Case Study - Banking

A bank is driven by competition, by regulation and by technology. Other banks are trying to increase market share with innovative products, smaller margins. A large bank will have layers of infrastructure - mainframes, maybe Unix and/or NT, client/server installations, LANs, WANs, maybe an Intranet, PCs for analysis at head office and branches. The various banking products go through continuous cycles of updating, migration and maintenance.

The maintenance cost on aging infrastructure becomes unsupportable, or there is just no-one who understands it anymore. The greatest pressure is on bank costs, so products and systems that rely on a large branch network or low cost but inflexible transaction processing have to be stripped out.

A bank can just wallow about responding to market pressures, or it has a strategy of where it wants to be two years out, ten years out. The strategy gives a direction, but comes at a cost of implementation, and needs to be flexible, given how rapidly the industry is changing. A strategy has a dynamic, when it will be achieved, and at what cost. This dynamic is easily represented in the program of projects using Orion.

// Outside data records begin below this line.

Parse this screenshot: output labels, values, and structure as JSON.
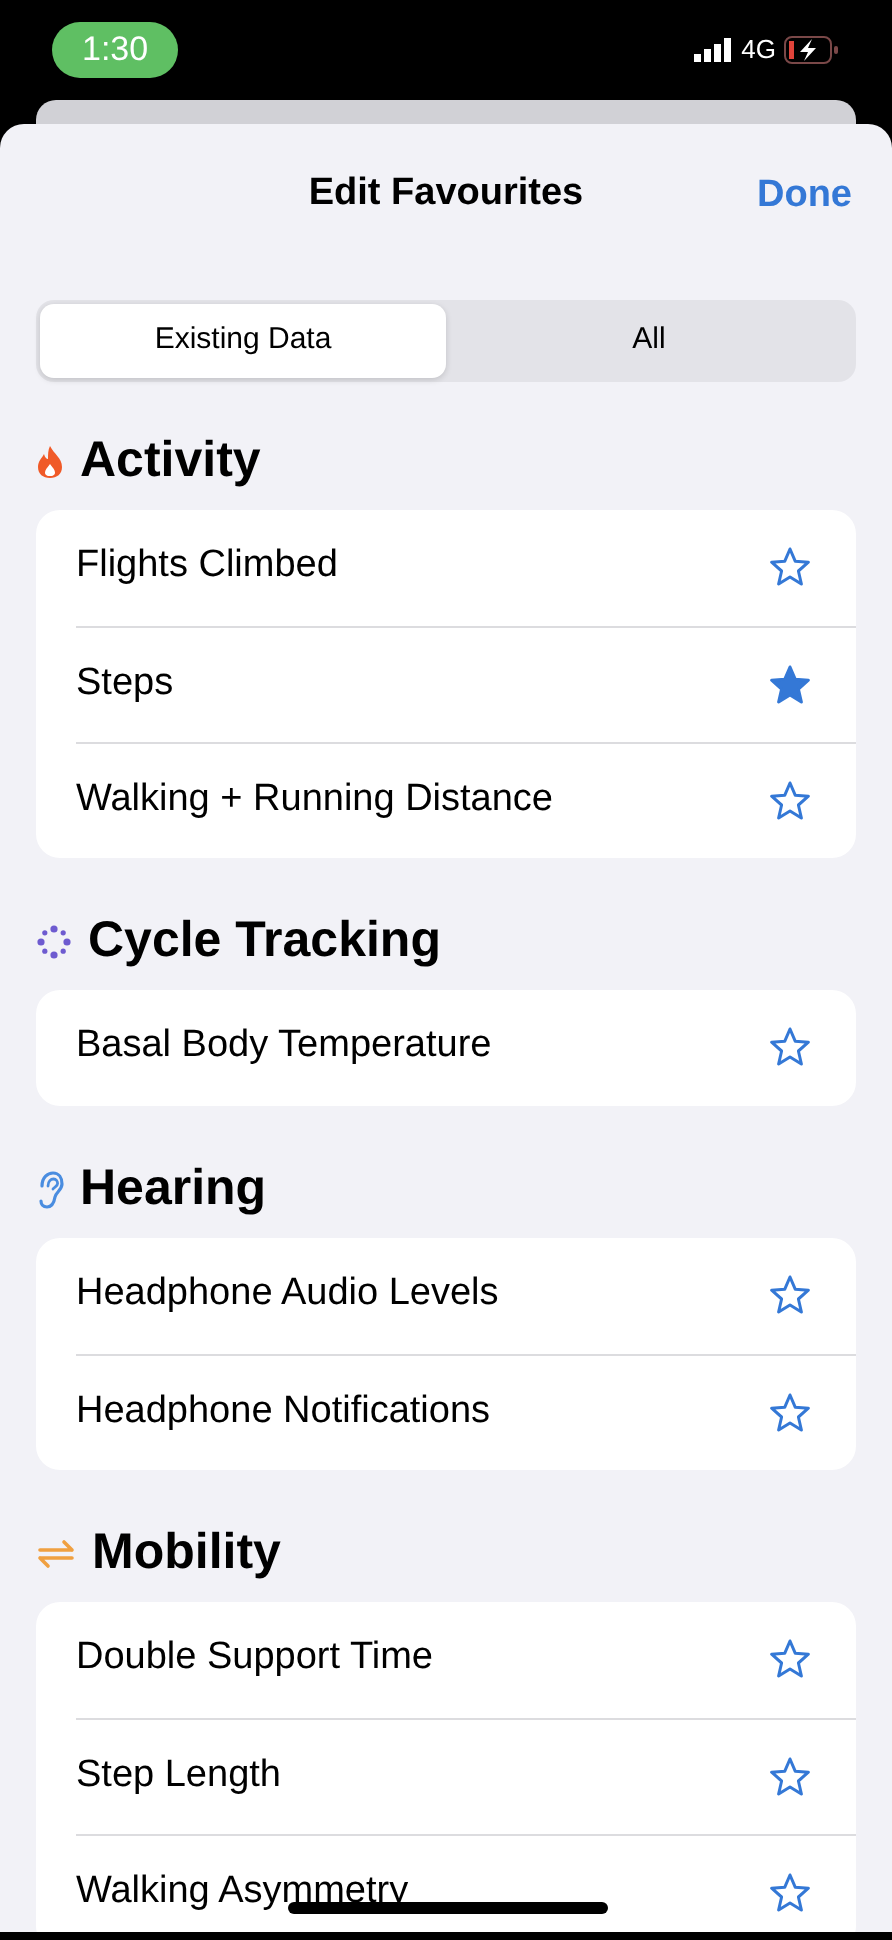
{
  "status_bar": {
    "time": "1:30",
    "network": "4G"
  },
  "header": {
    "title": "Edit Favourites",
    "done": "Done"
  },
  "segments": [
    {
      "label": "Existing Data",
      "selected": true
    },
    {
      "label": "All",
      "selected": false
    }
  ],
  "sections": [
    {
      "title": "Activity",
      "kind": "flame",
      "color": "#f05a28",
      "items": [
        {
          "label": "Flights Climbed",
          "favorite": false
        },
        {
          "label": "Steps",
          "favorite": true
        },
        {
          "label": "Walking + Running Distance",
          "favorite": false
        }
      ]
    },
    {
      "title": "Cycle Tracking",
      "kind": "dots",
      "color": "#6e5bd0",
      "items": [
        {
          "label": "Basal Body Temperature",
          "favorite": false
        }
      ]
    },
    {
      "title": "Hearing",
      "kind": "ear",
      "color": "#4a8de0",
      "items": [
        {
          "label": "Headphone Audio Levels",
          "favorite": false
        },
        {
          "label": "Headphone Notifications",
          "favorite": false
        }
      ]
    },
    {
      "title": "Mobility",
      "kind": "arrows",
      "color": "#f0a040",
      "items": [
        {
          "label": "Double Support Time",
          "favorite": false
        },
        {
          "label": "Step Length",
          "favorite": false
        },
        {
          "label": "Walking Asymmetry",
          "favorite": false
        }
      ]
    }
  ]
}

Mix all those things together, stir constantly and bring to the boil once per year, and you have a recipe for Program Management in a large bank.

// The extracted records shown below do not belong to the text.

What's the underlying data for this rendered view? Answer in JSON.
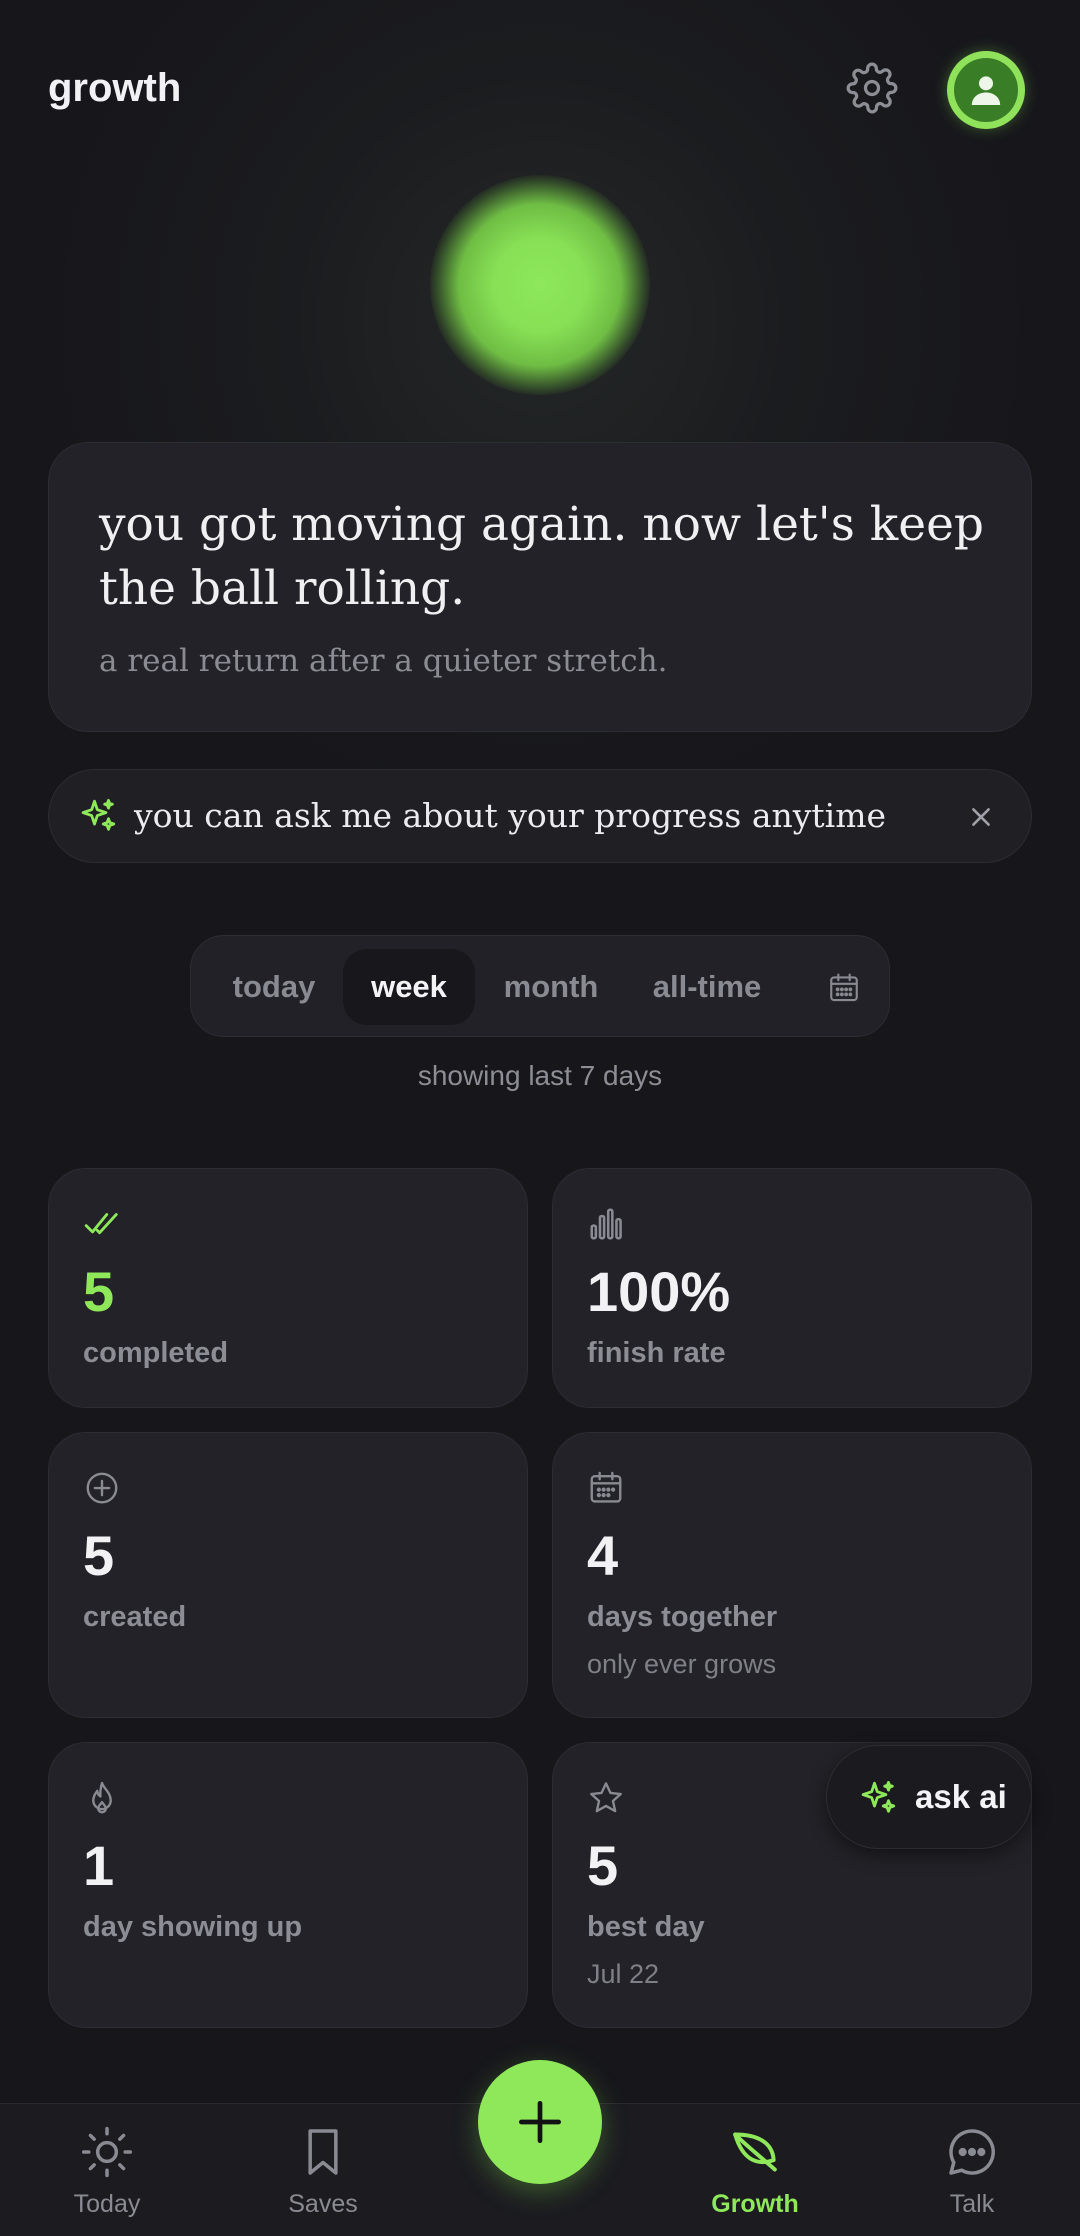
{
  "header": {
    "title": "growth",
    "settings_icon": "gear-icon",
    "avatar_icon": "user-icon"
  },
  "hero": {
    "title": "you got moving again. now let's keep the ball rolling.",
    "subtitle": "a real return after a quieter stretch."
  },
  "tip": {
    "text": "you can ask me about your progress anytime",
    "icon": "sparkles-icon",
    "close_icon": "close-icon"
  },
  "range": {
    "tabs": [
      {
        "label": "today"
      },
      {
        "label": "week"
      },
      {
        "label": "month"
      },
      {
        "label": "all-time"
      }
    ],
    "selected": "week",
    "caption": "showing last 7 days"
  },
  "stats": [
    {
      "icon": "double-check-icon",
      "value": "5",
      "label": "completed"
    },
    {
      "icon": "bar-chart-icon",
      "value": "100%",
      "label": "finish rate"
    },
    {
      "icon": "plus-circle-icon",
      "value": "5",
      "label": "created"
    },
    {
      "icon": "calendar-icon",
      "value": "4",
      "label": "days together",
      "note": "only ever grows"
    },
    {
      "icon": "flame-icon",
      "value": "1",
      "label": "day showing up"
    },
    {
      "icon": "star-icon",
      "value": "5",
      "label": "best day",
      "note": "Jul 22"
    }
  ],
  "ask_ai": {
    "label": "ask ai"
  },
  "nav": {
    "items": [
      {
        "label": "Today",
        "icon": "sun-icon"
      },
      {
        "label": "Saves",
        "icon": "bookmark-icon"
      },
      {
        "label": "Growth",
        "icon": "leaf-icon"
      },
      {
        "label": "Talk",
        "icon": "chat-bubble-icon"
      }
    ],
    "active": "Growth",
    "fab_icon": "plus-icon"
  },
  "colors": {
    "accent": "#8ee85a",
    "background": "#17171b",
    "card": "#222228"
  }
}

A regulatory change - do we hack what we have, or take the opportunity to redevelop the product. We could justify redevelopment of a cluster of products, but is it strategic?

We need a new platform to handle the transaction load - can we ditch the old iron, or will we need it for those legacy systems that aren't worth migrating.

Everyone says their project is strategic, but how do we combine the individual steps to see if they all lead in the same direction at the same rate.

We have all these projects running, and our strategy just changed. Which projects do we kill?

If we outsource, will we abdicate our Program Management role, and would we then respond fast enough to market changes - some responsibilities we can't outsource.

The bank has projects ranging from the very small, to the very large infrastructure overhaul. It is difficult to maintain a consistent stance when faced with projects encompassing such a large range.

The effectiveness of Program Management is a good measure of the health of the organisation - seizing opportunities, preparing for the unavoidable, while avoiding the pitfalls and short term bandaid solutions (or using them if they will allow a slightly delayed long term solution).